Köln – Die letzte Minute lief in Müngersdorf, Steffen Baumgart hatte noch einmal offensiv gewechselt, da schlug Ondrej Duda eine Flanke in den Hoffenheimer Strafraum. Sebastian Andersson tauchte, erreichte den Ball und schien das entfernte Toreck zu treffen. Doch TSG-Abwehrchef Florian Grillitsch rettete ein letztes Mal mit der Fußspitze.
Es sollte nicht sein, obgleich die Kölner das nicht wahrhaben wollten und noch eine weitere Chance durch Tim Lemperle hatten, der Zentimeter am Tor vorbeiköpfte: Steffen Baumgarts Mannschaft verlor vor 37 500 Zuschauern in Müngersdorf nach einem ehrenwerten Auftritt 0:1. Es war die achte Kölner Niederlage in Serie gegen die Kraichgauer.
Doch unzufrieden wirkte der FC-Trainer nach dem Abpfiff nicht. Im Gegenteil: „Ich habe eine sehr, sehr gute Kölner Mannschaft gesehen. Wir hätten unsere Möglichkeiten besser nutzen können. Meine Mannschaft hat ein sehr gutes Spiel gegen einen Kandidaten für die Champions League gemacht. Es war nicht nur ein hochintensives, sondern auch ein hochklassiges Spiel. Ein Unentschieden wäre vielleicht gerecht gewesen“, befand Baumgart.
Dieser hatte kurzfristig auf seinen Kapitän verzichten müssen. Jonas Hector fehlte aus „privaten Gründen“, wie der Verein bei Twitter mitteilte. Jannes Horn sprang ein. Im Zentrum verteidigte Jeff Chabot, der im Winter von Sampdoria Genua nach Köln gekommen war und am Sonntag sein Bundesliga-Debüt erlebte. Der 24-Jährige ersetzte den erkrankten Timo Hübers.
Stille Momente in Müngersdorf
Der Fußballnachmittag begann wie üblich mit der FC-Hymne, allerdings thematisierten die Kölner mehrfach den Krieg in der Ukraine. Am Samstag waren Mitarbeiter des FC an die polnisch-ukrainische Grenze gereist und hatten in Kooperation mit dem Verein Blau-Gelbes Kreuz einen Bus mit flüchtenden Menschen nach Köln begleitet. Nach ihrer Rückkehr am frühen Sonntagmorgen berichteten die Mitarbeiter vor dem Anpfiff von ihren bewegenden Erlebnissen. Eine bemerkenswerte Aktion des Klubs, der die Mannschaften zu „Imagine“ von John Lennon ins Stadion einlaufen ließ.
Der FC spielte in Trikots, auf denen statt des Sponsorenlogos die Forderung prangte, den Krieg in der Ukraine zu stoppen. Nach einem Moment der Stille begann das Spiel vor einem Publikum, das merklich Schwierigkeiten hatte, die Rückkehr der Massen ins Kölner Stadion zu genießen.
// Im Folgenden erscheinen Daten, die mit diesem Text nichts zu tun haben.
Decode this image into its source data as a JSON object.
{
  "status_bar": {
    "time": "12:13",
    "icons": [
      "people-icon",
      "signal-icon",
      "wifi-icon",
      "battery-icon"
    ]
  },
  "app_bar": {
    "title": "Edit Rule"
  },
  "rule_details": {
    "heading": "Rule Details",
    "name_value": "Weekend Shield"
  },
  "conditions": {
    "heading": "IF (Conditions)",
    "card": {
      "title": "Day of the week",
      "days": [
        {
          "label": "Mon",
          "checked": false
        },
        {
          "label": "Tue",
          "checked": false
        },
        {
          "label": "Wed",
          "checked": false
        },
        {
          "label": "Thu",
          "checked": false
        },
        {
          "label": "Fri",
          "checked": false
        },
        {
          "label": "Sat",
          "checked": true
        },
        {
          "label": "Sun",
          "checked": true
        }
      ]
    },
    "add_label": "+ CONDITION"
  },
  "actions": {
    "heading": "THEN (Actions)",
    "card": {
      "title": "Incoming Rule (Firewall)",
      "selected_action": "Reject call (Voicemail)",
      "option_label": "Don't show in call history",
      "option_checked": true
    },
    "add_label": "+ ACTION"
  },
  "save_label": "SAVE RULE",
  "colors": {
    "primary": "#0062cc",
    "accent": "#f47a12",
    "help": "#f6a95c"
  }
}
Baumgart war mit einigem Respekt vor dem Potenzial des Gegners ins Spiel gegangen. „Im Fußball bewegst du dich immer auf ganz dünnem Eis. Wir gehen konsequent unseren Weg weiter. Wir sind auf einem guten Weg. Aber gegen Gegner wie Hoffenheim müssen wir schon einen Sahnetag erwischen – auch wenn der eine oder andere das vielleicht schon anders sieht“, sagte der Trainer vor dem Anpfiff.
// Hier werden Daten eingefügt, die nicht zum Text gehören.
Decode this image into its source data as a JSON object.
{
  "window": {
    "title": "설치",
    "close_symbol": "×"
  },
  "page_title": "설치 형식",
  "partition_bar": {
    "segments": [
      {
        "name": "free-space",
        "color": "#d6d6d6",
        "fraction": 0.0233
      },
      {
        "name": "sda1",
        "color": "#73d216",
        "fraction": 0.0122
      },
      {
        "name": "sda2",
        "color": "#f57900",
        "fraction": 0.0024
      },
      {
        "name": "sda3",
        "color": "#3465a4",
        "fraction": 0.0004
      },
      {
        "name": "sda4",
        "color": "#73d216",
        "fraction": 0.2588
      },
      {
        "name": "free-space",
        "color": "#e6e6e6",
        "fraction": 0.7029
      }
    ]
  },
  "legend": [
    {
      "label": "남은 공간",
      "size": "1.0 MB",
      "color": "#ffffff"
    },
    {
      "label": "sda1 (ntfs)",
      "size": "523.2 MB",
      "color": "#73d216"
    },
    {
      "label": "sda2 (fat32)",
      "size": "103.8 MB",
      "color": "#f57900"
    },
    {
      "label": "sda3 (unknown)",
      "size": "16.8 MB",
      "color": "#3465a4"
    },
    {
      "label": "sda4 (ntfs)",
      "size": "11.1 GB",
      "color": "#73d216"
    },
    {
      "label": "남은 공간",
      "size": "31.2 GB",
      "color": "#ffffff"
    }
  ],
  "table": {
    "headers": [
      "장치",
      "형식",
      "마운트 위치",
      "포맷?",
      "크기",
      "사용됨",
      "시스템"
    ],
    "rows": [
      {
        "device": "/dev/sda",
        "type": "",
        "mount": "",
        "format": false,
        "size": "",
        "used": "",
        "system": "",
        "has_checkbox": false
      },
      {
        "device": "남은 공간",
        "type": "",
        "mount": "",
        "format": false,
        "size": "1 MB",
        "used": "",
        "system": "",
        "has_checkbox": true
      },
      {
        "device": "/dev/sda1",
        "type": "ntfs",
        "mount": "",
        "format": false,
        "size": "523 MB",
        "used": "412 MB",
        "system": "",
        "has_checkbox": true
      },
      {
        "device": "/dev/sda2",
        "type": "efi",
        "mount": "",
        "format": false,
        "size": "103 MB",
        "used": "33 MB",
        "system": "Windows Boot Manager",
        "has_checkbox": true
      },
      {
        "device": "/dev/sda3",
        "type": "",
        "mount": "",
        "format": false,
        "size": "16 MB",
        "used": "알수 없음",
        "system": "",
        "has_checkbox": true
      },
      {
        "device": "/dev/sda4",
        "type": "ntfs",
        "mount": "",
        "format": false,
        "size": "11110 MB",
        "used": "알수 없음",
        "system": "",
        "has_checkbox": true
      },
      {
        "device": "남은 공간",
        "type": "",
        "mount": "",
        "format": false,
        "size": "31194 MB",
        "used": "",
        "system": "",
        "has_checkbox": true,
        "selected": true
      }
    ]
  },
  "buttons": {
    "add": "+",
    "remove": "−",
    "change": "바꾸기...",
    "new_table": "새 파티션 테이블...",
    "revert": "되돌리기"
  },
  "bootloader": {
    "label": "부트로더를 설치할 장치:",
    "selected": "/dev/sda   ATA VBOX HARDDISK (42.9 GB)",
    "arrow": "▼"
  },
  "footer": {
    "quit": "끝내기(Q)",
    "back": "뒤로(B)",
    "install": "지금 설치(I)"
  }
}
Gewohntes FC-Pressing in ausgewogener Partie
Es entwickelte sich eine ausgeglichene Partie, in der der FC sein gewohntes Pressing zeigte, aus dem sich die hoch veranlagten Hoffenheimer jedoch immer wieder gut befreien konnten. Die erste Großchance hatten die Gäste, als Andrej Kramaric in der 20. Minute Schmitz auf der rechten Kölner Abwehrseite ausspielte und an den Fünfmeterraum flankte, wo Chabot verpasste und Ihlas Bebou damit derart überraschte, dass der Stürmer den Ball nicht gefährlich auf das Tor bringen konnte. Es blieb nicht die einzige ungenutzte Großchance des TSG-Stürmers. Im Gegenzug stürzte Modeste im Strafraum, doch Schiedsrichter Fritz sah in Poschs Stoßen keinen Regelverstoß, wohl zurecht.
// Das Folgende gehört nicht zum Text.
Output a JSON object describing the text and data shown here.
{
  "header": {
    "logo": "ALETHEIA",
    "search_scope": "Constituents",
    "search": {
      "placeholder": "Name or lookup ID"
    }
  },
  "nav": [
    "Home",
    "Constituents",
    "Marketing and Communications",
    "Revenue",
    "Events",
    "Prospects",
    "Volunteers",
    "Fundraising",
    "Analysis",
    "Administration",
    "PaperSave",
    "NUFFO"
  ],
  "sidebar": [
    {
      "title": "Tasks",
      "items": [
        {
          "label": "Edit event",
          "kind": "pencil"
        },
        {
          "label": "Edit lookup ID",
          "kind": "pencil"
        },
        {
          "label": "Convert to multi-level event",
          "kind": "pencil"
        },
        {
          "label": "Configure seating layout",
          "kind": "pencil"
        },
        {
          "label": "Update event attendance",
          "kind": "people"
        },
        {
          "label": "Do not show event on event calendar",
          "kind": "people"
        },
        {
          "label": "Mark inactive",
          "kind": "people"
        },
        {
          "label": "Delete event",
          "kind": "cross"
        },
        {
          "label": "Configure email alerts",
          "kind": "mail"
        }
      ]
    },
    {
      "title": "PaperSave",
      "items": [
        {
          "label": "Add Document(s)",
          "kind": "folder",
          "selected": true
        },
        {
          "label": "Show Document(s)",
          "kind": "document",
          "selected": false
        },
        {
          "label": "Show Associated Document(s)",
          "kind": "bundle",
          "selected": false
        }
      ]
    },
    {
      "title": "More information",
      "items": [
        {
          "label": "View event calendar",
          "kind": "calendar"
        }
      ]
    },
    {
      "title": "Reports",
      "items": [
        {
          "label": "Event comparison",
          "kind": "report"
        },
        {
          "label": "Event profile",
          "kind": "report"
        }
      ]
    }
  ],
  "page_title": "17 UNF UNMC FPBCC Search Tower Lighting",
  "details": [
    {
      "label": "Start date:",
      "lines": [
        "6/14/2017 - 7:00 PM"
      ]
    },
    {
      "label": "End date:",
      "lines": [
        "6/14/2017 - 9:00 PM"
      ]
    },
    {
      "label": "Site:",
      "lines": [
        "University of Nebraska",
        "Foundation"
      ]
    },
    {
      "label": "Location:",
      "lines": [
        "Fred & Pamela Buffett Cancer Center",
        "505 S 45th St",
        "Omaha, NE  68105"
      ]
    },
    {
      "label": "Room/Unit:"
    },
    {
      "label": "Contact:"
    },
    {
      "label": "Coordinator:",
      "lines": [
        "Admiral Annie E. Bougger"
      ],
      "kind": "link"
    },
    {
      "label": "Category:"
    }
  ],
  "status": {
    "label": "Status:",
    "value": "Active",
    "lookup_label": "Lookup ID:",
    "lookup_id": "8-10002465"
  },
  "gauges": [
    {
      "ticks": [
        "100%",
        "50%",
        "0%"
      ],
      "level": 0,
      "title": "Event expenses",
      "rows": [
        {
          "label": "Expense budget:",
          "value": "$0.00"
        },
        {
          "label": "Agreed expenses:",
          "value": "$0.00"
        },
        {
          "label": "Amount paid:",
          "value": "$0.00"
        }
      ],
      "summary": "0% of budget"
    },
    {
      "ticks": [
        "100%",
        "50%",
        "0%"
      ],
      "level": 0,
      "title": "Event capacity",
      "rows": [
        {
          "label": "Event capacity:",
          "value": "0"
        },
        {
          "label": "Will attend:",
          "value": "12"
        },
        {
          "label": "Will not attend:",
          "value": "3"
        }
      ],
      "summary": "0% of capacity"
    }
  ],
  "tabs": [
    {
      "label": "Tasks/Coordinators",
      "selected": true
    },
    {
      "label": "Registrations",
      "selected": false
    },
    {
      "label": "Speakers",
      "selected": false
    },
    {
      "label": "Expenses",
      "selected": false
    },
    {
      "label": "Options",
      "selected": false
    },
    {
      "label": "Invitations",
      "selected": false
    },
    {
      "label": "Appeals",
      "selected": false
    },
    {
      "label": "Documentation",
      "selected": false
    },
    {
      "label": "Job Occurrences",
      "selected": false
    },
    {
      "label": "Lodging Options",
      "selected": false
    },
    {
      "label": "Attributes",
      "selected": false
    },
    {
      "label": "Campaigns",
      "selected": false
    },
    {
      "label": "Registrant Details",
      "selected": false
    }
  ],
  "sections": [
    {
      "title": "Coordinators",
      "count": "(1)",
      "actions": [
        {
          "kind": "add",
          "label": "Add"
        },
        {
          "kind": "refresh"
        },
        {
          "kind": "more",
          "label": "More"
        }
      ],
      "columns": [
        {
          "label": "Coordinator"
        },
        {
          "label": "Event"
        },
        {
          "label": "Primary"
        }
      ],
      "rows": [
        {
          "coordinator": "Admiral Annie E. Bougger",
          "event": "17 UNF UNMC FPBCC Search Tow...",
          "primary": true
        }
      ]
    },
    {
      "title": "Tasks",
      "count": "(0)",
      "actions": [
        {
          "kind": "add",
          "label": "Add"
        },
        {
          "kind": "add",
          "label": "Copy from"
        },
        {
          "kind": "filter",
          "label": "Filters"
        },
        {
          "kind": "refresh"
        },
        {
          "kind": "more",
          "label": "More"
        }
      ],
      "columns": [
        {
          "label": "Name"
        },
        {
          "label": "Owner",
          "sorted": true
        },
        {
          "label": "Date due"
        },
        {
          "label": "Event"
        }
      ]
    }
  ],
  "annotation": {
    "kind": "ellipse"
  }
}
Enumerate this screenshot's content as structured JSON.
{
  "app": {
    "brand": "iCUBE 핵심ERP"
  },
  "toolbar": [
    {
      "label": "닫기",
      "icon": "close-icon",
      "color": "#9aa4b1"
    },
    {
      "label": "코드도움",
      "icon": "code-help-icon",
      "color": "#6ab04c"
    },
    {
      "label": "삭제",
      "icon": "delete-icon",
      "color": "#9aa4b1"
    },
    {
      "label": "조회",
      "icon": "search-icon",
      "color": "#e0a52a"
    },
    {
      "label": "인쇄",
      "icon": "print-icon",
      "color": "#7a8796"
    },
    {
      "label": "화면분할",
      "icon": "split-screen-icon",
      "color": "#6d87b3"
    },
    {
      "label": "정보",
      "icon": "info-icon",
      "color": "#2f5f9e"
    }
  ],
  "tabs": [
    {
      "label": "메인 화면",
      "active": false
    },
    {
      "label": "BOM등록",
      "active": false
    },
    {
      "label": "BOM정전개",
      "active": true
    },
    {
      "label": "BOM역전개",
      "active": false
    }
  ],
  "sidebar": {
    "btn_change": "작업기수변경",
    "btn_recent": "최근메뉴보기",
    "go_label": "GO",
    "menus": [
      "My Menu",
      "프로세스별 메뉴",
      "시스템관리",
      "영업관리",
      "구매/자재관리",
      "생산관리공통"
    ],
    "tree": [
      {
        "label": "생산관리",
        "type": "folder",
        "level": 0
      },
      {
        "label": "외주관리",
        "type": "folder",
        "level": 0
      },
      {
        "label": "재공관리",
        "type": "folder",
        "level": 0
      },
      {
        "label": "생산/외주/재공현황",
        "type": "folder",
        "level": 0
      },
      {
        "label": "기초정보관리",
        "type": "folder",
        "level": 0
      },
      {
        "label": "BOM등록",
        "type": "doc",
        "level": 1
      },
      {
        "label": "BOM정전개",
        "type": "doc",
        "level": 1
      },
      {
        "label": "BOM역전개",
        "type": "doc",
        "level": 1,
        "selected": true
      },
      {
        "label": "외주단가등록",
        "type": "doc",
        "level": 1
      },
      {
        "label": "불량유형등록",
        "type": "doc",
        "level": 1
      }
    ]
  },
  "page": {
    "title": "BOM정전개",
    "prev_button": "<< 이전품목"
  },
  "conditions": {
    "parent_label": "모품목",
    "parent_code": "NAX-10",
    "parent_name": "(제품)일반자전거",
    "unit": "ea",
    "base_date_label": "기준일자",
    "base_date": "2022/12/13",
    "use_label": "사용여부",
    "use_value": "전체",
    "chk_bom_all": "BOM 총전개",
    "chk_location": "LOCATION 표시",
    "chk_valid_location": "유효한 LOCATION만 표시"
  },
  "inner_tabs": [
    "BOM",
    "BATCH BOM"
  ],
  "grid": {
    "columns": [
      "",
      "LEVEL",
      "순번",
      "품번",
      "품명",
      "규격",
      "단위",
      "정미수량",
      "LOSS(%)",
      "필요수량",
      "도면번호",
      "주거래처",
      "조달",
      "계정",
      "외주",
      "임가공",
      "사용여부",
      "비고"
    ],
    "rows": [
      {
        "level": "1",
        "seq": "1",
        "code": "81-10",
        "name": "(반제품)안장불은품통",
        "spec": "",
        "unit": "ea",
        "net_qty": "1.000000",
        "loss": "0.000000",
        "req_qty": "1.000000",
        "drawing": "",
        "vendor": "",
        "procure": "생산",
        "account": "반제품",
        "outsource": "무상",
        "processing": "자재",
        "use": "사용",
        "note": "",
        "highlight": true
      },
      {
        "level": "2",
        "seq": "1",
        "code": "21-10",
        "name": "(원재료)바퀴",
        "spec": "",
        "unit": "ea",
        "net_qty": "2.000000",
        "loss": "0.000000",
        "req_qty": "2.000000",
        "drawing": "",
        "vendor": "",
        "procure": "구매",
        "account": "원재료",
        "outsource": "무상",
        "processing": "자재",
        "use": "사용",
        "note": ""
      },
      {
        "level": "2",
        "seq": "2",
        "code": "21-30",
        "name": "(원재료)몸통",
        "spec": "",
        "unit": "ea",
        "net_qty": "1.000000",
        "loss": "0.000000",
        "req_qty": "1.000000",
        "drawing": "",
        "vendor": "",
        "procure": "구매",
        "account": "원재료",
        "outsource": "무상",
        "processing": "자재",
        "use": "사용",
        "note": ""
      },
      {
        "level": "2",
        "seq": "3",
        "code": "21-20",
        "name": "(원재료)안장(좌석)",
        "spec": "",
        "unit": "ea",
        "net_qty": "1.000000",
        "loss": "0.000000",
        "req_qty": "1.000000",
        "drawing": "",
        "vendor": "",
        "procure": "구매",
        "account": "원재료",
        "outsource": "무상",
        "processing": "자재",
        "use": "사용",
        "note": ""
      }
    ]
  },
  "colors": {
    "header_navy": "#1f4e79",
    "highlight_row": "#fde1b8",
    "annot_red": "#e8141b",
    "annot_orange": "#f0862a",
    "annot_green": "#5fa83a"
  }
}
Kurz darauf war es erneut Bebou, der sich zwischen den Kölner Innenverteidigern freischlich, jedoch an Schwäbe und Kilian scheiterte. Hoffenheim war gut im Spiel, und früh war klar, dass der FC kämpferisch sein Maximalniveau erreichen müsste, um das 0:5 aus dem Hinspiel zumindest ansatzweise wettzumachen. Und die Kölner zeigten bemerkenswerten Einsatz gegen einen stark besetzten Gegner.Zur Pause stand es 0:0 in Müngersdorf; es war ein intensives Spiel ohne das ganz große Flair, in dem die Gäste der Führung im ersten Durchgang ein wenig näher gekommen waren als der FC.
Bebou trifft den Pfosten
Der zweite Abschnitt begann mit einem Schreckmoment für die Kölner, als Raum ins Zentrum flankte und weder Chabot noch Horn den Ball abfangen konnten. Doch Bebou vergab auch diese Gelegenheit – allerdings extrem knapp, als er aus nächster Nähe an den Pfosten köpfte.Wenig später prüfte Jannes Horn nach einem mutigen Lauf Oliver Baumann im Tor der Gäste mit einem Flachschuss von der linken Seite, dann spielte der erneut hervorragende Salih Özcan einen Steckpass auf Dejan Ljubicic, doch Akpoguma rettete.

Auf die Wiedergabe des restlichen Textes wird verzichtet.